Morrisons is to ask the Government if it needs to rename the traditional Easter treat ‘Cold Cross Buns’.
Its in-store bakers are gearing up to make over 900,000 tomorrow, with Good Friday being the day the spiced buns are traditionally eaten. However, this time next year the freshly made buns will have to be completely cooled down before customers are able to buy them – or they could face paying VAT. The Government will not be applying VAT to bread and hot cross buns will escape the tax rise if they are defined as a bread product.
“We really hope the Government sees sense and does not force us to charge VAT on our hot cross buns,” says Guy Mason, Head of Corporate Affairs at Morrisons.

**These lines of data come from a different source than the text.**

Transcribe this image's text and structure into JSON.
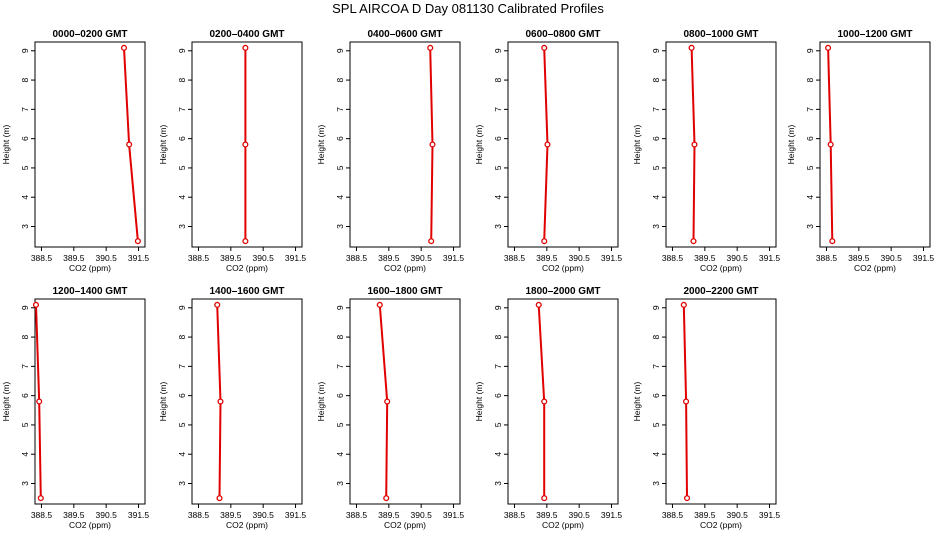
{
  "title": "SPL AIRCOA D  Day 081130  Calibrated Profiles",
  "line_color": "#e00000",
  "chart_data": [
    {
      "type": "line",
      "title": "0000–0200 GMT",
      "xlabel": "CO2 (ppm)",
      "ylabel": "Height (m)",
      "xlim": [
        388.3,
        391.7
      ],
      "ylim": [
        2.3,
        9.3
      ],
      "x_ticks": [
        "388.5",
        "389.5",
        "390.5",
        "391.5"
      ],
      "y_ticks": [
        "3",
        "4",
        "5",
        "6",
        "7",
        "8",
        "9"
      ],
      "series": [
        {
          "x": [
            391.48,
            391.21,
            391.05
          ],
          "y": [
            2.5,
            5.8,
            9.1
          ]
        }
      ]
    },
    {
      "type": "line",
      "title": "0200–0400 GMT",
      "xlabel": "CO2 (ppm)",
      "ylabel": "Height (m)",
      "xlim": [
        388.3,
        391.7
      ],
      "ylim": [
        2.3,
        9.3
      ],
      "x_ticks": [
        "388.5",
        "389.5",
        "390.5",
        "391.5"
      ],
      "y_ticks": [
        "3",
        "4",
        "5",
        "6",
        "7",
        "8",
        "9"
      ],
      "series": [
        {
          "x": [
            389.95,
            389.95,
            389.95
          ],
          "y": [
            2.5,
            5.8,
            9.1
          ]
        }
      ]
    },
    {
      "type": "line",
      "title": "0400–0600 GMT",
      "xlabel": "CO2 (ppm)",
      "ylabel": "Height (m)",
      "xlim": [
        388.3,
        391.7
      ],
      "ylim": [
        2.3,
        9.3
      ],
      "x_ticks": [
        "388.5",
        "389.5",
        "390.5",
        "391.5"
      ],
      "y_ticks": [
        "3",
        "4",
        "5",
        "6",
        "7",
        "8",
        "9"
      ],
      "series": [
        {
          "x": [
            390.81,
            390.85,
            390.78
          ],
          "y": [
            2.5,
            5.8,
            9.1
          ]
        }
      ]
    },
    {
      "type": "line",
      "title": "0600–0800 GMT",
      "xlabel": "CO2 (ppm)",
      "ylabel": "Height (m)",
      "xlim": [
        388.3,
        391.7
      ],
      "ylim": [
        2.3,
        9.3
      ],
      "x_ticks": [
        "388.5",
        "389.5",
        "390.5",
        "391.5"
      ],
      "y_ticks": [
        "3",
        "4",
        "5",
        "6",
        "7",
        "8",
        "9"
      ],
      "series": [
        {
          "x": [
            389.42,
            389.52,
            389.42
          ],
          "y": [
            2.5,
            5.8,
            9.1
          ]
        }
      ]
    },
    {
      "type": "line",
      "title": "0800–1000 GMT",
      "xlabel": "CO2 (ppm)",
      "ylabel": "Height (m)",
      "xlim": [
        388.3,
        391.7
      ],
      "ylim": [
        2.3,
        9.3
      ],
      "x_ticks": [
        "388.5",
        "389.5",
        "390.5",
        "391.5"
      ],
      "y_ticks": [
        "3",
        "4",
        "5",
        "6",
        "7",
        "8",
        "9"
      ],
      "series": [
        {
          "x": [
            389.15,
            389.18,
            389.09
          ],
          "y": [
            2.5,
            5.8,
            9.1
          ]
        }
      ]
    },
    {
      "type": "line",
      "title": "1000–1200 GMT",
      "xlabel": "CO2 (ppm)",
      "ylabel": "Height (m)",
      "xlim": [
        388.3,
        391.7
      ],
      "ylim": [
        2.3,
        9.3
      ],
      "x_ticks": [
        "388.5",
        "389.5",
        "390.5",
        "391.5"
      ],
      "y_ticks": [
        "3",
        "4",
        "5",
        "6",
        "7",
        "8",
        "9"
      ],
      "series": [
        {
          "x": [
            388.68,
            388.63,
            388.55
          ],
          "y": [
            2.5,
            5.8,
            9.1
          ]
        }
      ]
    },
    {
      "type": "line",
      "title": "1200–1400 GMT",
      "xlabel": "CO2 (ppm)",
      "ylabel": "Height (m)",
      "xlim": [
        388.3,
        391.7
      ],
      "ylim": [
        2.3,
        9.3
      ],
      "x_ticks": [
        "388.5",
        "389.5",
        "390.5",
        "391.5"
      ],
      "y_ticks": [
        "3",
        "4",
        "5",
        "6",
        "7",
        "8",
        "9"
      ],
      "series": [
        {
          "x": [
            388.48,
            388.43,
            388.33
          ],
          "y": [
            2.5,
            5.8,
            9.1
          ]
        }
      ]
    },
    {
      "type": "line",
      "title": "1400–1600 GMT",
      "xlabel": "CO2 (ppm)",
      "ylabel": "Height (m)",
      "xlim": [
        388.3,
        391.7
      ],
      "ylim": [
        2.3,
        9.3
      ],
      "x_ticks": [
        "388.5",
        "389.5",
        "390.5",
        "391.5"
      ],
      "y_ticks": [
        "3",
        "4",
        "5",
        "6",
        "7",
        "8",
        "9"
      ],
      "series": [
        {
          "x": [
            389.15,
            389.18,
            389.08
          ],
          "y": [
            2.5,
            5.8,
            9.1
          ]
        }
      ]
    },
    {
      "type": "line",
      "title": "1600–1800 GMT",
      "xlabel": "CO2 (ppm)",
      "ylabel": "Height (m)",
      "xlim": [
        388.3,
        391.7
      ],
      "ylim": [
        2.3,
        9.3
      ],
      "x_ticks": [
        "388.5",
        "389.5",
        "390.5",
        "391.5"
      ],
      "y_ticks": [
        "3",
        "4",
        "5",
        "6",
        "7",
        "8",
        "9"
      ],
      "series": [
        {
          "x": [
            389.42,
            389.45,
            389.22
          ],
          "y": [
            2.5,
            5.8,
            9.1
          ]
        }
      ]
    },
    {
      "type": "line",
      "title": "1800–2000 GMT",
      "xlabel": "CO2 (ppm)",
      "ylabel": "Height (m)",
      "xlim": [
        388.3,
        391.7
      ],
      "ylim": [
        2.3,
        9.3
      ],
      "x_ticks": [
        "388.5",
        "389.5",
        "390.5",
        "391.5"
      ],
      "y_ticks": [
        "3",
        "4",
        "5",
        "6",
        "7",
        "8",
        "9"
      ],
      "series": [
        {
          "x": [
            389.42,
            389.42,
            389.25
          ],
          "y": [
            2.5,
            5.8,
            9.1
          ]
        }
      ]
    },
    {
      "type": "line",
      "title": "2000–2200 GMT",
      "xlabel": "CO2 (ppm)",
      "ylabel": "Height (m)",
      "xlim": [
        388.3,
        391.7
      ],
      "ylim": [
        2.3,
        9.3
      ],
      "x_ticks": [
        "388.5",
        "389.5",
        "390.5",
        "391.5"
      ],
      "y_ticks": [
        "3",
        "4",
        "5",
        "6",
        "7",
        "8",
        "9"
      ],
      "series": [
        {
          "x": [
            388.95,
            388.92,
            388.85
          ],
          "y": [
            2.5,
            5.8,
            9.1
          ]
        }
      ]
    }
  ]
}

“Our in-store bakers are all set to meet consumer demand for the iconic Easter treats and our customers love the fact that they can pick them off our shelves shortly after they come out of the oven. Due to the changes that the Government is proposing we might have to rename them Cold Cross Buns next Easter.”
All of the ‘spiced buns’ Morrisons sells are made from scratch, by its own bakers. After coming out of the oven and cooling down the buns are still at an average temperature of 30°C. This is likely to be above ambient temperature and therefore make the product eligible for tax under the guidelines.
It predicts that it will sell over six million this week. In addition, the retailer expects to sell over 11.6 million Easter eggs (excluding mini and filled) as well as the equivalent of 100,000 whole salmons.